I have stated many times that after 62 years of diabetes I am very healthy and I have only minor complications. I have here discussesd my minor complications. I truly feel I am blessed and that I have very good health. There are very many nondiabetics who have health problems much worse than mine. I feel that my working so hard to have good diabetes control has kept me in very good physical condition. I therefore feel that diabetes may very well be partially responsible for my good health. Some people tell me that it is due to me having good genes. Maybe that is part of the explanation but I think all my hard work has been equally important in keeping me very healthy.
I taught at a NY state community college and my retirement or pension is paid by NY state. My secondary health insurance plan is the NY State Empire Plan. Medicare is my primary health insurance but there are so many things that it does not cover.

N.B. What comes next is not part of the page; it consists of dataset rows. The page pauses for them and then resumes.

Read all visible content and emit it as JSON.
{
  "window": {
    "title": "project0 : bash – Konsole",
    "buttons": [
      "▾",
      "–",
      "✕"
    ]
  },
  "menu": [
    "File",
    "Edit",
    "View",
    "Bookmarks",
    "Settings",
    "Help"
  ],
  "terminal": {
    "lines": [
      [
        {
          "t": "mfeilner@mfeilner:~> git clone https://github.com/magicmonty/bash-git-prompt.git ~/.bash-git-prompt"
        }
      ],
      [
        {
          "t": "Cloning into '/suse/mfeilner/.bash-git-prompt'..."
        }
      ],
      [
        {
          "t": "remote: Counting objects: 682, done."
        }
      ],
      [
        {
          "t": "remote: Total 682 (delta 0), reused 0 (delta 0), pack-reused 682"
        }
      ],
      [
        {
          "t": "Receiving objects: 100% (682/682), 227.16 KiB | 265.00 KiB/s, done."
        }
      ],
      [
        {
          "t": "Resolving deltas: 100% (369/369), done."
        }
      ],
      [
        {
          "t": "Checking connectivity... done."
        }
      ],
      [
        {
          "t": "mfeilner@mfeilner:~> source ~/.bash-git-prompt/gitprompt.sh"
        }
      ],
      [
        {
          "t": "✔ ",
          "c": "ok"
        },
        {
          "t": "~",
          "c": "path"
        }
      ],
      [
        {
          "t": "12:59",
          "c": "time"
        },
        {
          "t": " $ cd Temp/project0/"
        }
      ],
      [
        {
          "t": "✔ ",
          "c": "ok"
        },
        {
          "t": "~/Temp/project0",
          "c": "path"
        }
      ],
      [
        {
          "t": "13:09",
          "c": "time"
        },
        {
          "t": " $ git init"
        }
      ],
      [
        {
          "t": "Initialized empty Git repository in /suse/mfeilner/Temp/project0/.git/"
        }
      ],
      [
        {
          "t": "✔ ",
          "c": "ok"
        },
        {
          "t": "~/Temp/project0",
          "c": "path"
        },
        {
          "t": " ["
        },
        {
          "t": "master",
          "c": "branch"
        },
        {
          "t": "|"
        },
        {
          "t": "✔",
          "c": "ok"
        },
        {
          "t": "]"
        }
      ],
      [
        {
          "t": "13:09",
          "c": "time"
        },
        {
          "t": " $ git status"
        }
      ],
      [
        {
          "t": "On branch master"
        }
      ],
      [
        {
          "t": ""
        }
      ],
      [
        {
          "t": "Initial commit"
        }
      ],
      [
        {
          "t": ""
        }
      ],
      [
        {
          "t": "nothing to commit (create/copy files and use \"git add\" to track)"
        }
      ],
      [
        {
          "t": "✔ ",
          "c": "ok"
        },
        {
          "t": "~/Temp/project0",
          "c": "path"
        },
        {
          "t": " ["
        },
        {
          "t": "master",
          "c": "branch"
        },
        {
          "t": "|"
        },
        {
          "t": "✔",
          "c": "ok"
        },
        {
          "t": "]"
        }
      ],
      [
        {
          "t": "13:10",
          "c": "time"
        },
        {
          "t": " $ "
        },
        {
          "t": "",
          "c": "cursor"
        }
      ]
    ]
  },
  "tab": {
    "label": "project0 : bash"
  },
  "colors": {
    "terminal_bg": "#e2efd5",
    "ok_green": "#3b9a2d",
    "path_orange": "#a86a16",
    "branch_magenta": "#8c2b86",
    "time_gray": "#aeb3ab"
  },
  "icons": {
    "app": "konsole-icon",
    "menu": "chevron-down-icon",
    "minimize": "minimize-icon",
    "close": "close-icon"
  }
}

Medicare would not cover my pump and some of the supplies and it does not cover my prescribed medicines. It helps in the reduction of prices of doctor's office visits and hospital visits but Empire covered the pump, most of the supplies, the medicines and , in short, everything that Medicare does not cover. School teachers may not have great salaries but the fringe benefits here in NY state are great. There is a very big down side to the Empire Plan though. We must visit doctors and hospitals and labs that are participating in the plan in order to be covered. Outside of NY we are not covered. That means we have to stay in NY for the rest of our lives to be able to afford our medical expenses. Our children and grandchildren live in Georgia and North Carolina. We are stuck in NY. We fly to Atlanta twice each year to see our loved ones. Our other son drives from Raleigh to Atlanta to be with us. It is expensive for us to fly and getting through the airports is hard on us. It would take almost 20 hours on the road to drive to Atlanta. We will not drive there anymore. We do not know how much longer we can make the flights. This is not fair!!! Our grandchildren are going to grow up and they will hardly know us. We see them on Webcam but that is a very poor replacement for being there. So whose idea was it to send my sons to Georgia Tech for graduate work? IT WAS MY IDEA! DOH!!! They loved the south and stayed there. They have wonderful jobs and we are so proud of them but we do not get to see them very often. I feel like an idiot! I could have had them apply to northern colleges. The southern colleges are much less expensive and the state colleges are even less expensive. Georgia Tech is highly ranked in computer education so that is where we sent them in order to be able to afford their educational expenses. I am afraid our grandkids will hardly know us when they are grown. This is my biggest regret in my present day life.